After a short deliberation — having heard nothing of the affair or the alleged abuse — the jury sentenced Owens to death. In fact, due to inadequate representation and a law that limits federal courts’ ability to consider all the evidence in her case, no court has ever heard the entire story.
To be sure, it was a long, difficult road that must have brought Owens to Barretts office this morning.
“Last year, I walked into the Tennessee Prison for Women and saw my mother for the first time in more than 20 years. I looked my mother in the eyes and told her I forgive her,” Owens said, looking up occasionally from his typed statement. It was uncanny how strong a resemblance he bore to old microfilm images of his father.
“The harsh reality is that both of my parents have been absent from my life," he continued. "Sparing my mother’s life can change that reality. Please do not execute my mother and rob me of this opportunity.
“Please do not leave me with the responsibility of looking my sons in the eyes and explaining that their grandmother was executed. Please do not allow a death sentence to be the legacy of my family.”
With Owens' appeals now exhausted, Bredesen can choose to commute her sentence to time served or life imprisonment. Should he decline, Owens would be the first woman executed in this state in nearly two centuries. She is also the only death row inmate to be sentenced to death after first accepting a guilty plea agreement.
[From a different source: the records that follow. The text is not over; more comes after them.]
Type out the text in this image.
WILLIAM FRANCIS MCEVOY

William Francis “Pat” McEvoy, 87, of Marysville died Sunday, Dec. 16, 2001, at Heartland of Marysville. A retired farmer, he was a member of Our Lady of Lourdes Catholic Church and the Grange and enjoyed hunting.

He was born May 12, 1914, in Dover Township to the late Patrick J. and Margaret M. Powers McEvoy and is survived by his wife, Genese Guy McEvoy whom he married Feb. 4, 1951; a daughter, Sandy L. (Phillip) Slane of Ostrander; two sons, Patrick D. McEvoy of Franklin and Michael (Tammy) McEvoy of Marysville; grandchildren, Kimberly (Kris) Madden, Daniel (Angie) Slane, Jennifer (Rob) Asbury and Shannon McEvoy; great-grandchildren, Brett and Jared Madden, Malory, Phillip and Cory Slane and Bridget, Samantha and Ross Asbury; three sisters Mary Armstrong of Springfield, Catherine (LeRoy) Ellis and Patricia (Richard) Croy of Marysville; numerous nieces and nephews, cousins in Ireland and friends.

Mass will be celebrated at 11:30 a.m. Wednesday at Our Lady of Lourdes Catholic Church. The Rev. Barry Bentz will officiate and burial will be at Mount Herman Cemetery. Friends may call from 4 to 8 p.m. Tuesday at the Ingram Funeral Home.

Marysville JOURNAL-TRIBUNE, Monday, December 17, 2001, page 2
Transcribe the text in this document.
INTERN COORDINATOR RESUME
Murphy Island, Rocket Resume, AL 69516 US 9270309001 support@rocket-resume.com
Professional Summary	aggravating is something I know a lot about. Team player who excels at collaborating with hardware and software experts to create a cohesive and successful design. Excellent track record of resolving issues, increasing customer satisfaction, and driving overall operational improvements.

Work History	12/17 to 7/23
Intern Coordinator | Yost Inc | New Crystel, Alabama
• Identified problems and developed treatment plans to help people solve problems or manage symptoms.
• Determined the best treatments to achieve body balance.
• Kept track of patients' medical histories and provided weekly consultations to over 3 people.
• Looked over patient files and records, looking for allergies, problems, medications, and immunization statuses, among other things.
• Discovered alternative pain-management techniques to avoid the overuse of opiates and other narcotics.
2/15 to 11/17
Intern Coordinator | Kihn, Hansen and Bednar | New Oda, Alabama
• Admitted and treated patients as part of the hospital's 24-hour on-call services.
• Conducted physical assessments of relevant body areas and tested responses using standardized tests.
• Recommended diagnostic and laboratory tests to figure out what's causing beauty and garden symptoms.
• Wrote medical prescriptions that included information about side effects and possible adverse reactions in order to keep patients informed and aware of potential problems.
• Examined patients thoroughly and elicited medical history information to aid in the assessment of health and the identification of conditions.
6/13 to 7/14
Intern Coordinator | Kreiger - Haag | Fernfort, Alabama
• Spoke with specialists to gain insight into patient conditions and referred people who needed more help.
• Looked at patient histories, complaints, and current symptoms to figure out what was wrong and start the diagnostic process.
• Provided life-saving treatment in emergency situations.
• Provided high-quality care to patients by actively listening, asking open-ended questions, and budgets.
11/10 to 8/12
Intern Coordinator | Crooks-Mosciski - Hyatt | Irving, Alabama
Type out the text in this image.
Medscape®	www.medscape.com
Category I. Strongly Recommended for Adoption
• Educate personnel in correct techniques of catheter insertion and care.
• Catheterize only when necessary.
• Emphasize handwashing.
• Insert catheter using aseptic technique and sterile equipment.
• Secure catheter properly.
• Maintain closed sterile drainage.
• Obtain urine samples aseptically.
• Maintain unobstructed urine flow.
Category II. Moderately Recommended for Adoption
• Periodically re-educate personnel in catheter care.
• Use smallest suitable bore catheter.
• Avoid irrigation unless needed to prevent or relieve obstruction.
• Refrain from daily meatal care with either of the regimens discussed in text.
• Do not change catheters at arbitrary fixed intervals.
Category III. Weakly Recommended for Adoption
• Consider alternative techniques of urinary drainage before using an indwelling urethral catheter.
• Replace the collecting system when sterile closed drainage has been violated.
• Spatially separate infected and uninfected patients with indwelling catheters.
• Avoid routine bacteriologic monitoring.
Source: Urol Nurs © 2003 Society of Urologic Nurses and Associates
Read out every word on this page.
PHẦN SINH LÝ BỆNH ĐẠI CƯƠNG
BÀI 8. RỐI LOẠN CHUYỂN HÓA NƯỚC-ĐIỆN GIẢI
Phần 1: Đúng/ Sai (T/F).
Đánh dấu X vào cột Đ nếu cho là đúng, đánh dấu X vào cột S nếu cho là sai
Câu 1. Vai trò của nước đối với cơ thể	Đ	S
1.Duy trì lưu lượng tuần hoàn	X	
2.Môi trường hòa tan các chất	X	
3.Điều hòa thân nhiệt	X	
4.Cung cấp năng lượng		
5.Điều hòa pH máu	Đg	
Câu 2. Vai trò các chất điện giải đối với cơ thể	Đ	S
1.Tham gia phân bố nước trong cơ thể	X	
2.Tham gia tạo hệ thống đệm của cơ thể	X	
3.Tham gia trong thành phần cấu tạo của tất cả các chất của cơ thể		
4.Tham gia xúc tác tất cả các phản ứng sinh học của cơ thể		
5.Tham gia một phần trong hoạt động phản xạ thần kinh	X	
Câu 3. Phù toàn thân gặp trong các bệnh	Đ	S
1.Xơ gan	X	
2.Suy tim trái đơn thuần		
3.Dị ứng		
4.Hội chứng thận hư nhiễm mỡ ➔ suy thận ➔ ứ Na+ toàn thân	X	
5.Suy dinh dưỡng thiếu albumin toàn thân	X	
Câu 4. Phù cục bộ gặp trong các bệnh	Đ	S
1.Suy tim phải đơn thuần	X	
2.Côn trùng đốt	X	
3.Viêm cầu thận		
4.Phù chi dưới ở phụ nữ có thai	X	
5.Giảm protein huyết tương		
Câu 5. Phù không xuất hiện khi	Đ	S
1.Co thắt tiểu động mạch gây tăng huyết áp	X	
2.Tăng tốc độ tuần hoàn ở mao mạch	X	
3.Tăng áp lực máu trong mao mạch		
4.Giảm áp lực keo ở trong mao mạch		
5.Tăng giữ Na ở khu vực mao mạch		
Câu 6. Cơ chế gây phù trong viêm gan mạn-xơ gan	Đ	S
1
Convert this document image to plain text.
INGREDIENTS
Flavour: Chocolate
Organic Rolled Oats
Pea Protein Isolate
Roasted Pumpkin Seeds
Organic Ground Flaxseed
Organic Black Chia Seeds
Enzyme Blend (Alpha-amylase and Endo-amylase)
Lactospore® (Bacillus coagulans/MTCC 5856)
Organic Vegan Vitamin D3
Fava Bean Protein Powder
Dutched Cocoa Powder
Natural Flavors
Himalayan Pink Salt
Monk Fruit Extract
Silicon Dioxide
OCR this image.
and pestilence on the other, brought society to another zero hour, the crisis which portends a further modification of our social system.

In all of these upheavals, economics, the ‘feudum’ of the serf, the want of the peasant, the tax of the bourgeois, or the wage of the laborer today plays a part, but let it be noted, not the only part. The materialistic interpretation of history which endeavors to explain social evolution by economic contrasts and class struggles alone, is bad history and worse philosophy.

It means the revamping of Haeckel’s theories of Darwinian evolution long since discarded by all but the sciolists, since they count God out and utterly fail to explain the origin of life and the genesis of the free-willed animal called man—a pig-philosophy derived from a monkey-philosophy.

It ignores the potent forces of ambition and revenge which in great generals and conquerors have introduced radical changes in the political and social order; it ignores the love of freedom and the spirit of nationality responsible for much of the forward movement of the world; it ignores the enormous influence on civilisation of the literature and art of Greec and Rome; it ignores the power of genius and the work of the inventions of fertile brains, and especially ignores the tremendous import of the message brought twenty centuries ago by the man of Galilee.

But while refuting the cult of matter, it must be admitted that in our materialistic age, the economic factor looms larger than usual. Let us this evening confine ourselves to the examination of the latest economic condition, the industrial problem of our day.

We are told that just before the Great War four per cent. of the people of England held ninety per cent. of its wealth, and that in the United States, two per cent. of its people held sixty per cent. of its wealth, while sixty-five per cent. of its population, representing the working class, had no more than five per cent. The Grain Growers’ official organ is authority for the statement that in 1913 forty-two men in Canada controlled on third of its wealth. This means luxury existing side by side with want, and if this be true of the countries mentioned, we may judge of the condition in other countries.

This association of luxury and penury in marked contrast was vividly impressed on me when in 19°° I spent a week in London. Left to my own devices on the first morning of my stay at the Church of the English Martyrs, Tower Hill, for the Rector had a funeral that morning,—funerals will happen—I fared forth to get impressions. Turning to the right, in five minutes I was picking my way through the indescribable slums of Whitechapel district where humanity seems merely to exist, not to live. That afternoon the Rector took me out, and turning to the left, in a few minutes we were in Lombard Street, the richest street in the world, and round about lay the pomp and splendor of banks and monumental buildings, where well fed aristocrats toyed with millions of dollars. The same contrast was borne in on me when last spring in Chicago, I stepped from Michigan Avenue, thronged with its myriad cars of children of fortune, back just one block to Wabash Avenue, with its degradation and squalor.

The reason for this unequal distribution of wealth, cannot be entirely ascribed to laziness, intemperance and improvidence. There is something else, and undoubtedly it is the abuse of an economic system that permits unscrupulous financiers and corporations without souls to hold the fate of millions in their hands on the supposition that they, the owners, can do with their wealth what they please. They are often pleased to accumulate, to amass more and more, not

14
According to Barrett, a commutation could fit into the framework of precedent set by Bredesen, when he commuted the sentence of Michael Joe Boyd, who was convicted of first-degree murder in a Shelby County Court, in 2007. His sentence was commuted for reasons nearly identical to those found in Owens’ case: inadequate representation and procedural limitations that prevented any court from taking a hard look at his case.